Таким образом, мы видим, что в любую историческую эпоху энергическое сопротивление женщин проявляется то в хитрости, то в изяществе, а порой даже и в жестокости; сопротивление это более упорно, более настойчиво, нежели сопротивление рабов в древности и крепостных в средние пека. В самом деле: рабы обрели своего Христа в лице Спартака; Жаки и Майотены[53] получили 1789 год; но борьба женщин, борьба отчаянная, борьба, которая не видит своего спасителя, не может не быть постоянной борьбой. Стоическая заговорщица Аррия, Гальсвинта – эта трогательная жертва эпохи Меровингов, Германгарда – супруга короля Людовика, Женевьева Парижская, Элоиза, Жанна д'Арк, женщина из Бове и Шарлотта Корде являют собою олицетворение непрерывного протеста, коренящегося в их преданности кому-либо или чему-либо, так же как Туллия, Фредегунда, Анна Английская, Олимпиада, Кристина Шведская, Теруань являют собою открытое соперничество, протест мстительный и свирепый, так же, наконец, как Сафо, Сивиллы, Гипатия, Святая Тереза,
Кристина де Пизан и г-жа де Сталь являют собой блестящий протест гения и интеллекта[54].
В некоторые периоды, когда распространялось эгалитарное влияние некоторых религий, некоторых цивилизаций в Греции, в Египте, позднее – в Галлии, нетрудно обнаружить следы общей деятельности женщин. В самом деле: чем, например, было царство Амазонок, как не женским франкмасонством, великолепно и гордо организованным? Чем были вакханки Фракии, разрывавшие на части всякого смертного за попытку проникнуть в их тайны? И не говорят ли нам комедии Аристофана о вмешательстве афинских женщин в общественную жизнь? «Мы сделаем все блага общими,– говорит Праксагора в аристофановских «Женщинах в народном собрании»,– все будет принадлежать всем: хлеб, соленая рыба, земли, движимое имущество, пироги, туники, вино, венцы и нут».
И разве не видим мы, как в более поздние времена, в неволе гаремов, в тиши монастырей, в одиночестве феодальных замков вспыхивали неожиданные бунты, неопровержимо свидетельствующие о некоем сговоре, о некоем соглашении?
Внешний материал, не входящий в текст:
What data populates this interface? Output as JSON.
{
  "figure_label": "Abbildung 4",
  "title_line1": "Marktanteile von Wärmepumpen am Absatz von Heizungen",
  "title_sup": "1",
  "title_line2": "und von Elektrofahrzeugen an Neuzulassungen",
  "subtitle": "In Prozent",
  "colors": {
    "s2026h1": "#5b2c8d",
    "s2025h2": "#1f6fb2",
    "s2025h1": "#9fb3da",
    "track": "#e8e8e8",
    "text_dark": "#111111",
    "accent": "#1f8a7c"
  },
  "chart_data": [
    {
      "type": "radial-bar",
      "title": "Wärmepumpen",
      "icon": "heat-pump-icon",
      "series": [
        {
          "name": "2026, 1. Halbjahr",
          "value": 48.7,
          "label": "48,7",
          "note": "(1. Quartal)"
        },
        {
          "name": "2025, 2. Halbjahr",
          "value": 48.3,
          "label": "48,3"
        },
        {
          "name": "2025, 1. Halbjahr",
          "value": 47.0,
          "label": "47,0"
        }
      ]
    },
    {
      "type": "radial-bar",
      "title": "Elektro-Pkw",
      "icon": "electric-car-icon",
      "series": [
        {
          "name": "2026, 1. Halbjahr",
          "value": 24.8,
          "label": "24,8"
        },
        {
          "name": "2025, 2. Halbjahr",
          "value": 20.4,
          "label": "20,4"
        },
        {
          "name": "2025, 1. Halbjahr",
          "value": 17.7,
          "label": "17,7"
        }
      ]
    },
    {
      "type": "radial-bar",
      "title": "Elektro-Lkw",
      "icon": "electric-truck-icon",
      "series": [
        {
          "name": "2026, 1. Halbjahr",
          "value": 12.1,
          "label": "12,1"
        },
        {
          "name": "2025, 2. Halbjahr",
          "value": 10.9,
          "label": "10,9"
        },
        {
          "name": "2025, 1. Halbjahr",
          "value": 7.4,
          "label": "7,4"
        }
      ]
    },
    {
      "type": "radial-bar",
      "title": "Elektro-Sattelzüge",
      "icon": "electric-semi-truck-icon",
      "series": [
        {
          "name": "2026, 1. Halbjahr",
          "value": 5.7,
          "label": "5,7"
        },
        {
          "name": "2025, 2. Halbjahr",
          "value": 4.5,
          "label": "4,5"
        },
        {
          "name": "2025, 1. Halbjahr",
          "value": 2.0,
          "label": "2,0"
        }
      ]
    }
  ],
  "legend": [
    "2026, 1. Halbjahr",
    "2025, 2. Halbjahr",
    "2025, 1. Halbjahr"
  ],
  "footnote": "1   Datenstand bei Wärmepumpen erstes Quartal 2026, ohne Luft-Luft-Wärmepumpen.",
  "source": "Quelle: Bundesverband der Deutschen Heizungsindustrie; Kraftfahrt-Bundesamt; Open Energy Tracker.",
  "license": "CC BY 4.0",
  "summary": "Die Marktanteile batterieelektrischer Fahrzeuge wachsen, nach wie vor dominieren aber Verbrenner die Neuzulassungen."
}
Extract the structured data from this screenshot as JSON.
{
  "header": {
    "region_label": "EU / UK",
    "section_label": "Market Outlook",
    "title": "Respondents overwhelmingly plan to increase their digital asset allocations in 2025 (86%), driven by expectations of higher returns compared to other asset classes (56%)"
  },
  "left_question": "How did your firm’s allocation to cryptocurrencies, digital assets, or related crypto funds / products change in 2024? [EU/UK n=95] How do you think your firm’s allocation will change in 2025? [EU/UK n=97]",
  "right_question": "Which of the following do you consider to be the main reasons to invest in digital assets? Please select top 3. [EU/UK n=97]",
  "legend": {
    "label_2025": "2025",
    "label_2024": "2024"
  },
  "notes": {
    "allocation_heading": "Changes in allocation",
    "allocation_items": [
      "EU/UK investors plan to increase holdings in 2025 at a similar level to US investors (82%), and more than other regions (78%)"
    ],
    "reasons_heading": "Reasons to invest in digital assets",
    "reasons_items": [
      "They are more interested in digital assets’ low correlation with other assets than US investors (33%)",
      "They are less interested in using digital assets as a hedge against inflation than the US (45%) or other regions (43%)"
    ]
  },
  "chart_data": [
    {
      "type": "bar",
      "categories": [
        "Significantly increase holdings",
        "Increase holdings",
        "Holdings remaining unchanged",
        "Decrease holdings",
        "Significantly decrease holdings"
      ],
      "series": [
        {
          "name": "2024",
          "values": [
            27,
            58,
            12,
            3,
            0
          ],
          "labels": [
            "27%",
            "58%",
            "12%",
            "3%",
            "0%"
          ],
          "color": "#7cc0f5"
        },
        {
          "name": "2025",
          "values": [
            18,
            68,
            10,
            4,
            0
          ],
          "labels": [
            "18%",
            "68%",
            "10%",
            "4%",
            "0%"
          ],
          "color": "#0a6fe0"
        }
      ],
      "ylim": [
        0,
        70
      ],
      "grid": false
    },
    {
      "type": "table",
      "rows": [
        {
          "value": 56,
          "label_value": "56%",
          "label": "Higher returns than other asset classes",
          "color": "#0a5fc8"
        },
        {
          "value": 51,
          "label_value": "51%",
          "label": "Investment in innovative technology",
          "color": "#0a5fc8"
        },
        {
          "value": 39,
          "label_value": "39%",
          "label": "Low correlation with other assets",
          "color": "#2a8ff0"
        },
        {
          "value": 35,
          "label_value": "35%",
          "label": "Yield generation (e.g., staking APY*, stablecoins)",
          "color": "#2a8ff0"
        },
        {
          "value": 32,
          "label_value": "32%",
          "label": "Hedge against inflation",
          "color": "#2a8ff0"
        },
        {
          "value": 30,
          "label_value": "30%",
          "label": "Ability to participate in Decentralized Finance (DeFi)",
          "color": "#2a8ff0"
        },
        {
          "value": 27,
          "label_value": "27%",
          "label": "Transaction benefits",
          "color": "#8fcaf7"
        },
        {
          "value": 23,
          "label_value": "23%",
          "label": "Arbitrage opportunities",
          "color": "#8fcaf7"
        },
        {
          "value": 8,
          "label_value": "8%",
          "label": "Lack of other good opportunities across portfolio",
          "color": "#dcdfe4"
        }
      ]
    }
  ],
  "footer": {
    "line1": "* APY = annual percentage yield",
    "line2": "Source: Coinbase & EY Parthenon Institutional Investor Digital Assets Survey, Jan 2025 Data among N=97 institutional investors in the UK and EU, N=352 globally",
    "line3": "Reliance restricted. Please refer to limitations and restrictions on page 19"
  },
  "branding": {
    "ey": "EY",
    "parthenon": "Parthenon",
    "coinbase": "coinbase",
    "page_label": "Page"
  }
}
И, стало быть, поднимаясь вверх по течению веков, нетрудно уловить эту традицию – традицию тщательно оберегаемой тайны, передаваемой из поколения в поколение, порой переносимой с одного континента на другой, преемственность порой дремлющего заговора, впоследствии пробуждающегося в благоприятных условиях или, напротив, под гнетом полного порабощения.